The details about how much Sylvester misses his parents and how hard his parents look for him and cannot find him is a little bit overdone, in my opinion. If it were me writing this, I would have had his parents find him the next day, instead of going into detail about how much they missed him. I think for young kids to imagine their lives away from their parents and stuck in some awful situation is a little bit scary and unnecessary. However, the characters are donkeys and it is such fantasy to be wishing on a magic pebble, that emphasizing that this would never happen in real life would be an easy thing for the teacher to do.

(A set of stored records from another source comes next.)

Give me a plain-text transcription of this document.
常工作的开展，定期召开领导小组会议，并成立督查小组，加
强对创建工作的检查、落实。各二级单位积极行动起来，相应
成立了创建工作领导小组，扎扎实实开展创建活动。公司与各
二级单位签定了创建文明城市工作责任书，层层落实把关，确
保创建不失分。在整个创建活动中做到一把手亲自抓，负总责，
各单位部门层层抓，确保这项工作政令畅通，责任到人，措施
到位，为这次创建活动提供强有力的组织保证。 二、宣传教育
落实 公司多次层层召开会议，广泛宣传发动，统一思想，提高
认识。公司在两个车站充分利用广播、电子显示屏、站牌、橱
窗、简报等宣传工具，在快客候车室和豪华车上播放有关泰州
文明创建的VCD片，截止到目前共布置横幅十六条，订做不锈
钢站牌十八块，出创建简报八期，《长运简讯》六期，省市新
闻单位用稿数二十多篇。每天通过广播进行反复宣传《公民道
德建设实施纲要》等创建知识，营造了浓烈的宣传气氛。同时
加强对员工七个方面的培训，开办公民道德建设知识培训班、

After reading this book, I think it would be fun to have the kids write about what they would wish for if they had a magic pebble. Most every student would be able to write about something, and it would be fun for the kids to share their wishes with each other. I also think that this is a great way to talk about materialism and our modern society, with older students. At the end of the book, they lock away the magic pebble, because they have all that they need; each other. I think this is something that people forget about today, and it would be interesting to hear what the students had to say about it. Would they wish for people and for others’ happiness? Or would they wish for beautiful houses and money? Nobody’s wishes would be “wrong” but it would be insightful to hear what students might have to say about this topic.